We arrived in Matsushima on a very grey day with poor visibility, which was a shame as it is designated one of Japan’s top three scenic areas, along with Miyajima and Amanohasidate neither of which we had managed to visit. The town itself is very commercialised and has a very busy main road running next to the sea which is not very appealing. Our plan had been to take a boat trip into the bay to see the 260 islands of every conceivable shape and size, some said to resemble tortoises, whales or human profiles. the islands are credited with forming a natural barrier that spared Matsushima from the worst of the effects of the terrible tsunami in 2011. However, there was no point as the visibility was so bad, so we contents ourselves with a walk across the 252 m red footbridge over the oyster beds to walk around the island of Fukui-Jima. We did a bit of litter picking on the beach and had an expensive coffe and were surprised to find a little bit of Holland in the form of a mass of colourful tulips, as the only other colour had been the red camelia flowers.
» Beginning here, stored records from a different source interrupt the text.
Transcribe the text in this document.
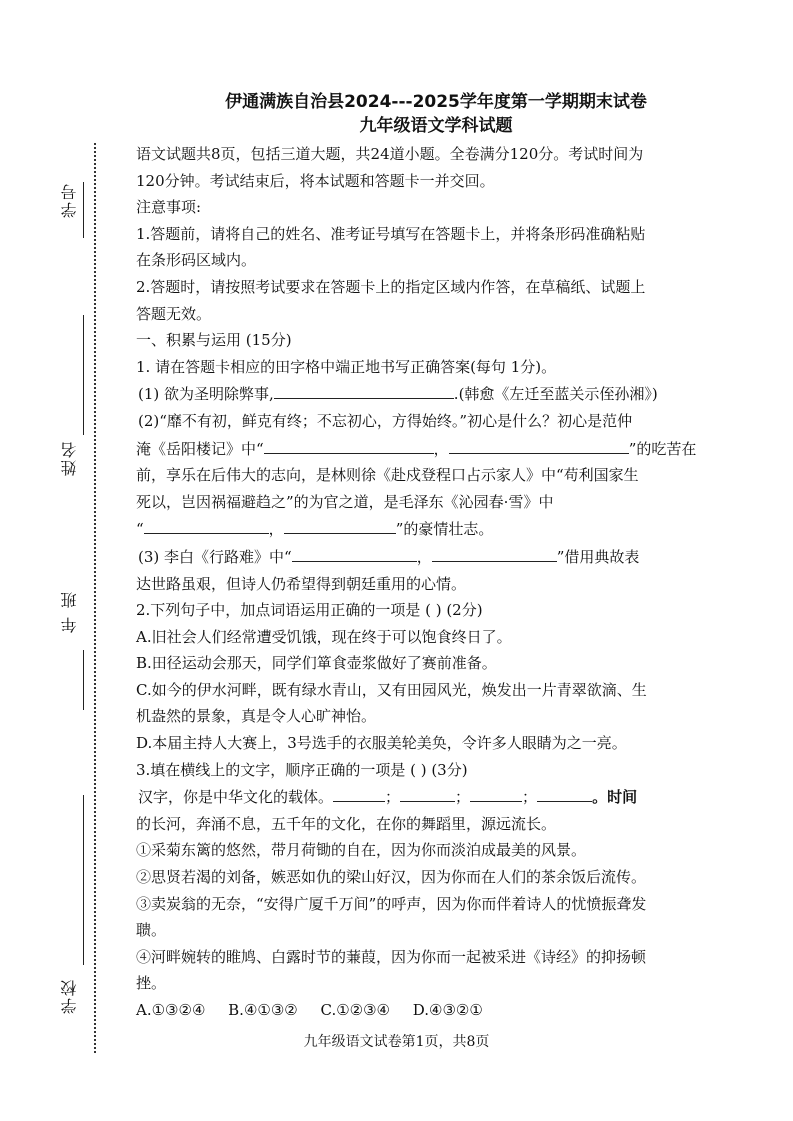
学号
姓名
年 班
学校
伊通满族自治县2024---2025学年度第一学期期末试卷
九年级语文学科试题
语文试题共8页，包括三道大题，共24道小题。全卷满分120分。考试时间为
120分钟。考试结束后，将本试题和答题卡一并交回。
注意事项:
1.答题前，请将自己的姓名、准考证号填写在答题卡上，并将条形码准确粘贴
在条形码区域内。
2.答题时，请按照考试要求在答题卡上的指定区域内作答，在草稿纸、试题上
答题无效。
一、积累与运用 (15分)
1. 请在答题卡相应的田字格中端正地书写正确答案(每句 1分)。
(1) 欲为圣明除弊事,	.(韩愈《左迁至蓝关示侄孙湘》)
(2)“靡不有初，鲜克有终；不忘初心，方得始终。”初心是什么？初心是范仲
淹《岳阳楼记》中“	，	”的吃苦在
前，享乐在后伟大的志向，是林则徐《赴戍登程口占示家人》中“苟利国家生
死以，岂因祸福避趋之”的为官之道，是毛泽东《沁园春·雪》中
“	，	”的豪情壮志。
(3) 李白《行路难》中“	，	”借用典故表
达世路虽艰，但诗人仍希望得到朝廷重用的心情。
2.下列句子中，加点词语运用正确的一项是 ( ) (2分)
A.旧社会人们经常遭受饥饿，现在终于可以饱食终日了。
B.田径运动会那天，同学们箪食壶浆做好了赛前准备。
C.如今的伊水河畔，既有绿水青山，又有田园风光，焕发出一片青翠欲滴、生
机盎然的景象，真是令人心旷神怡。
D.本届主持人大赛上，3号选手的衣服美轮美奂，令许多人眼睛为之一亮。
3.填在横线上的文字，顺序正确的一项是 ( ) (3分)
汉字，你是中华文化的载体。	；	；	；	。时间
的长河，奔涌不息，五千年的文化，在你的舞蹈里，源远流长。
①采菊东篱的悠然，带月荷锄的自在，因为你而淡泊成最美的风景。
②思贤若渴的刘备，嫉恶如仇的梁山好汉，因为你而在人们的茶余饭后流传。
③卖炭翁的无奈，“安得广厦千万间”的呼声，因为你而伴着诗人的忧愤振聋发
聩。
④河畔婉转的睢鸠、白露时节的蒹葭，因为你而一起被采进《诗经》的抑扬顿
挫。
A.①③②④ B.④①③② C.①②③④ D.④③②①
九年级语文试卷第1页，共8页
Having tried to find an authentic oyster shack near the boats, which was shut – only rubber gloves on display drying, we had a very disappointing late lunch of oysters and other clam type seafood. Anything served in white polyesterene is unlikely to taste good. But thankfully at least the enormous oysters did not later seek their revenge on our stomachs!
We explored further along the coastline on the new footpath, past reminders of how high the tsunami had reached to Oijima, a tiny island where centuries ago the soft volcanic rock was hollowed into over a hundred little caves which still hold weatherbeaten statues and carved votary tablets. We had the place to ourselves and it felt very peaceful, with lovely views of the boats and some of the nearer islands had started to appear from the mist.
The highlight of the day was our visit to the Zuigan-Ji temple. It is set well back from the main road, in fact other visitors showed us the point on the long drive which was as far as the tsunami reached, thus sparing the temple from major damage. On the right handside are more burial caves hollowed into the rocks. The temple has been rebuilt many times before it was restored to today’s splendour. It is a long plain building from the outside, but inside are magnificent golden panels and gilded screens depicting peacocks, flowers, pines and hawks. Sadly you are not allowed to photograph these treasures, only the little garden the temple looks on to. They were ordered by Date Masamune, a fearsome warrior who ruled nearby Sendai from 1603 till 1636. He was known as the one eyed dragon as he lost an eye in childhooddue to smallpox. His Date clan ruled the city for 270 years. He employed the best craftsmen and highest quality materials. The restored treasures look magnificent and the museum has some interesting finds and a video showing the recent painstaking renewal of the temple roof. Again we saw schoolchildren roaming the grounds with their teacher trailing behind.
The weather improved as we walked back to our hotel, giving us an idea of how beautiful Matsushima should look and we ended the day with G &Ts and great food at an American themed restaurant Harry’s Junction. So what started as a dull day ended pretty well.